On October 24, 2017, Matt returned to Columbia for a full body PET scan, which I described as a full body MRI. Due to the timing—which was out of our control—Matt’s mom agreed to drive and stay with him during his appointment so that I could be home for G’s and H’s bus and after school activities. (The need to be in two places. The luck of being surrounded by the friends and family who surrounded us.)
I texted a friend and said I was grateful for the break from doctor’s offices. The night before my dreams had been overwhelmed by images of waiting rooms, phone numbers, and lab coats.
When Matt arrived at the test, the nurse handed him a container full of a liquid to drink. The liquid consisted of tracers, which, according to Google, collect in areas of the body with high levels of chemical activity and show up as bright spots on the PET scan.

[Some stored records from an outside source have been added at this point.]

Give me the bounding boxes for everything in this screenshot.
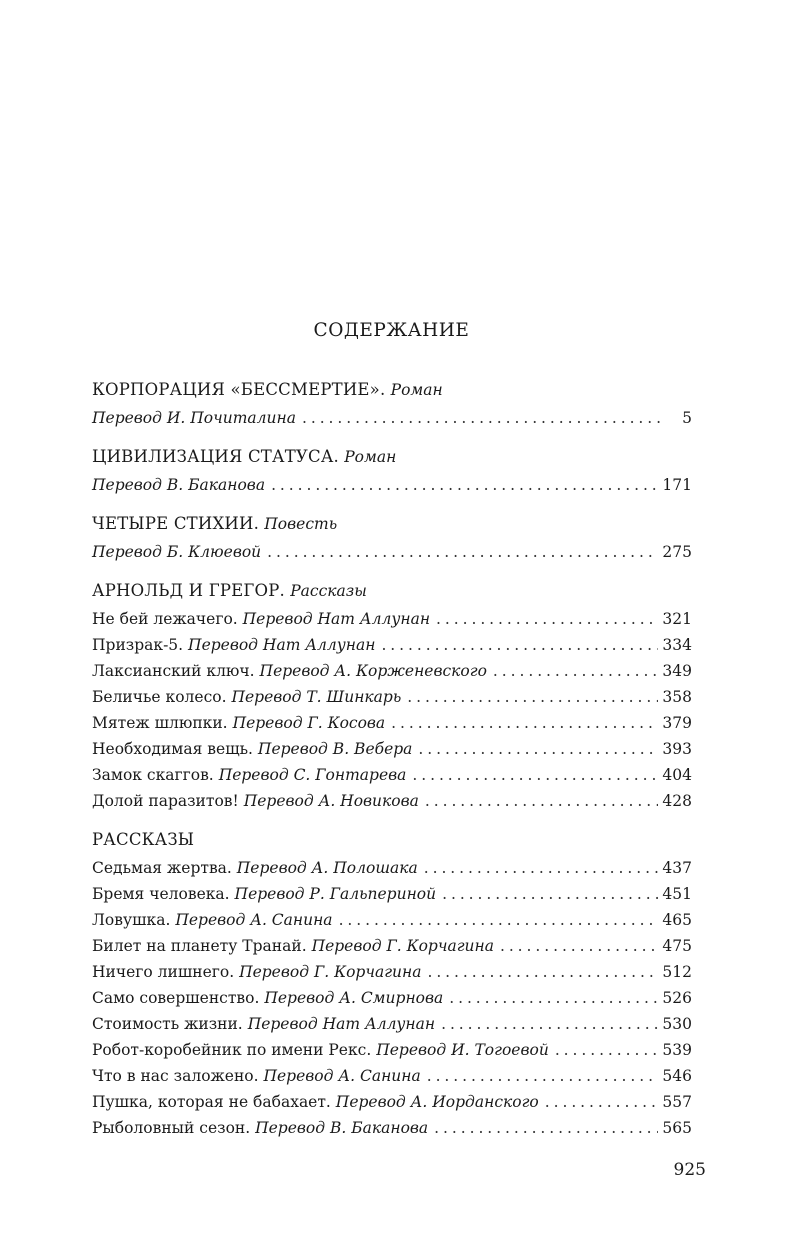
section-heading: [92, 375, 692, 405]
toc-entry: [92, 855, 692, 881]
toc-entry: [92, 736, 692, 762]
entry-title: Ничего лишнего.: [92, 963, 235, 981]
entry-page-number: 358: [662, 688, 692, 706]
entry-page-number: 275: [662, 543, 692, 561]
entry-translator: Перевод Нат Аллунан: [247, 1015, 436, 1033]
entry-page-number: 557: [662, 1093, 692, 1111]
toc-entry: [92, 1037, 692, 1063]
entry-translator: Перевод С. Гонтарева: [218, 766, 407, 784]
dot-leader: [449, 985, 658, 1011]
section-title: КОРПОРАЦИЯ «БЕССМЕРТИЕ».: [92, 380, 386, 399]
section-title: РАССКАЗЫ: [92, 830, 195, 849]
entry-translator: Перевод А. Полошака: [236, 859, 418, 877]
toc-entry: [92, 632, 692, 658]
section-title: АРНОЛЬД И ГРЕГОР.: [92, 581, 285, 600]
section-genre: Рассказы: [290, 582, 367, 600]
page-title: СОДЕРЖАНИЕ: [313, 320, 470, 341]
entry-page-number: 465: [662, 911, 692, 929]
entry-title: Замок скаггов.: [92, 766, 214, 784]
entry-page-number: 451: [662, 885, 692, 903]
section-title: ЧЕТЫРЕ СТИХИИ.: [92, 514, 260, 533]
entry-translator: Перевод Г. Косова: [232, 714, 386, 732]
entry-title: Призрак-5.: [92, 636, 184, 654]
entry-translator: Перевод А. Новикова: [243, 792, 419, 810]
entry-page-number: 526: [662, 989, 692, 1007]
dot-leader: [493, 658, 658, 684]
dot-leader: [434, 1115, 658, 1141]
entry-translator: Перевод А. Корженевского: [259, 662, 487, 680]
entry-translator: Перевод Г. Корчагина: [239, 963, 422, 981]
entry-translator: Перевод Г. Корчагина: [311, 937, 494, 955]
toc-entry: [92, 606, 692, 632]
page-number: 925: [673, 1160, 706, 1180]
toc-entry: [92, 1011, 692, 1037]
entry-translator: Перевод В. Баканова: [92, 476, 266, 494]
entry-title: Билет на планету Транай.: [92, 937, 307, 955]
entry-translator: Перевод Б. Клюевой: [92, 543, 262, 561]
dot-leader: [425, 788, 659, 814]
entry-title: Стоимость жизни.: [92, 1015, 243, 1033]
section-title: ЦИВИЛИЗАЦИЯ СТАТУСА.: [92, 447, 339, 466]
dot-leader: [391, 710, 658, 736]
entry-translator: Перевод А. Санина: [263, 1067, 421, 1085]
toc-entry: [92, 1115, 692, 1141]
entry-page-number: 349: [662, 662, 692, 680]
dot-leader: [500, 933, 658, 959]
dot-leader: [441, 1011, 658, 1037]
entry-page-number: 546: [662, 1067, 692, 1085]
toc-entry: [92, 658, 692, 684]
entry-translator: Перевод Нат Аллунан: [242, 610, 431, 628]
toc-section: [92, 576, 692, 814]
entry-title: Что в нас заложено.: [92, 1067, 259, 1085]
entry-page-number: 379: [662, 714, 692, 732]
dot-leader: [418, 736, 658, 762]
section-genre: Роман: [390, 381, 443, 399]
entry-translator: Перевод В. Вебера: [257, 740, 413, 758]
toc-entry: [92, 985, 692, 1011]
entry-translator: Перевод И. Тогоевой: [376, 1041, 549, 1059]
dot-leader: [424, 855, 659, 881]
entry-translator: Перевод И. Почиталина: [92, 409, 296, 427]
entry-translator: Перевод Т. Шинкарь: [231, 688, 402, 706]
entry-page-number: 5: [682, 409, 692, 427]
toc-entry: [92, 684, 692, 710]
section-heading: [92, 825, 692, 855]
toc-entry: [92, 907, 692, 933]
entry-translator: Перевод В. Баканова: [255, 1119, 429, 1137]
dot-leader: [271, 472, 658, 498]
entry-translator: Перевод А. Санина: [175, 911, 333, 929]
entry-translator: Перевод А. Смирнова: [264, 989, 444, 1007]
entry-translator: Перевод Р. Гальпериной: [234, 885, 437, 903]
toc-section: [92, 509, 692, 565]
dot-leader: [427, 1063, 659, 1089]
toc-entry: [92, 405, 692, 431]
toc-entry: [92, 710, 692, 736]
entry-title: Рыболовный сезон.: [92, 1119, 251, 1137]
entry-title: Ловушка.: [92, 911, 171, 929]
dot-leader: [267, 539, 658, 565]
toc-entry: [92, 762, 692, 788]
dot-leader: [427, 959, 658, 985]
entry-page-number: 512: [662, 963, 692, 981]
toc-entry: [92, 933, 692, 959]
toc-section: [92, 825, 692, 1141]
entry-title: Само совершенство.: [92, 989, 260, 1007]
entry-title: Мятеж шлюпки.: [92, 714, 228, 732]
entry-title: Беличье колесо.: [92, 688, 227, 706]
entry-translator: Перевод Нат Аллунан: [188, 636, 376, 654]
entry-page-number: 321: [662, 610, 692, 628]
dot-leader: [339, 907, 659, 933]
section-genre: Повесть: [264, 515, 338, 533]
toc-entry: [92, 959, 692, 985]
entry-page-number: 437: [662, 859, 692, 877]
dot-leader: [407, 684, 658, 710]
toc-entry: [92, 1089, 692, 1115]
toc-entry: [92, 788, 692, 814]
toc-entry: [92, 472, 692, 498]
entry-title: Бремя человека.: [92, 885, 230, 903]
entry-page-number: 475: [662, 937, 692, 955]
section-genre: Роман: [344, 448, 397, 466]
entry-page-number: 539: [662, 1041, 692, 1059]
entry-page-number: 393: [662, 740, 692, 758]
section-heading: [92, 576, 692, 606]
entry-title: Необходимая вещь.: [92, 740, 253, 758]
dot-leader: [412, 762, 658, 788]
dot-leader: [302, 405, 660, 431]
entry-page-number: 334: [662, 636, 692, 654]
entry-title: Лаксианский ключ.: [92, 662, 255, 680]
toc-entry: [92, 1063, 692, 1089]
entry-page-number: 404: [662, 766, 692, 784]
toc-section: [92, 375, 692, 431]
dot-leader: [442, 881, 658, 907]
entry-page-number: 565: [662, 1119, 692, 1137]
toc-entry: [92, 881, 692, 907]
entry-title: Не бей лежачего.: [92, 610, 238, 628]
dot-leader: [555, 1037, 659, 1063]
entry-page-number: 428: [662, 792, 692, 810]
entry-title: Долой паразитов!: [92, 792, 239, 810]
entry-title: Пушка, которая не бабахает.: [92, 1093, 331, 1111]
entry-title: Седьмая жертва.: [92, 859, 232, 877]
entry-title: Робот-коробейник по имени Рекс.: [92, 1041, 372, 1059]
dot-leader: [545, 1089, 659, 1115]
dot-leader: [436, 606, 658, 632]
entry-page-number: 171: [662, 476, 692, 494]
toc-entry: [92, 539, 692, 565]
dot-leader: [381, 632, 658, 658]
section-heading: [92, 509, 692, 539]
entry-page-number: 530: [662, 1015, 692, 1033]
section-heading: [92, 442, 692, 472]
table-of-contents: [92, 375, 692, 1152]
entry-translator: Перевод А. Иорданского: [335, 1093, 539, 1111]
toc-section: [92, 442, 692, 498]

Clusters of cancer cells would show up as bright spots on the PET scan.
We were again investigating the lesions on Matt’s ribs and spine. We were again asking whether a secondary cancer was impacting Matt’s road to a cure. We were again not yet addressing the tumor in the left parietal lobe of Matt’s brain.
Matt struggled to finish the liquid. The taste of the liquid and an imperfect ability to focus on the task at hand undoubtedly played a role in his slow progress. After two hours of reminders and cajoling, Matt finished the liquid and went in for the PET scan. I’m sure the nurses were as frustrated by the delay and the need to constantly remind Matt to drink as Matt was to receive the reminders. I’m sure the hours in the waiting room surrounded by the comings and goings of other patients wore him out.
Matt returned home around 4:30. He went straight upstairs to nap and didn’t come down until dinner—that cruel transition when G and H started missing him, even though he was right upstairs. I texted a friend and said that he seemed pretty out of it. One year later, with my memory full of so many other events, I don’t know what I meant by pretty out of it. Pretty out of it could mean any number of things from the struggle to have a conversation to a toned down—flat—personality. Pretty out of it could refer simply to the fact that some spark was missing in his eyes, a flare of wit and humor and presence that had once been intrinsic to Matt.
What I do remember is that despite dreaming of endless phone calls to doctors’ offices, I did not call Duke or Columbia to tell them that Matt was pretty out of it. I’d spent all of September on the phone with doctors discussing Matt’s symptoms—the headaches, double vision, and back pain—but I couldn’t call for pretty out of it, even though pretty out of it was as concerning as the headaches and double vision and back pain. Pretty out of it was too vague, too impossible to quantify by a 1-10 scale. Pretty out of it was something we had to navigate alone—the cruelty of brain cancer.
Today marks exactly nine months since the day I saw the MRI image that destroyed hope. We (Matt, Matt’s parents, his neuro-oncologist and I) will see the results of this PET scan on Friday, October 27, 2017, but, somehow, we didn’t actually see the results until January 24, 2018. Somehow, for three months, we didn’t see the stark truth.
In writing for the next three months, I suspect all I will be able to see is truth.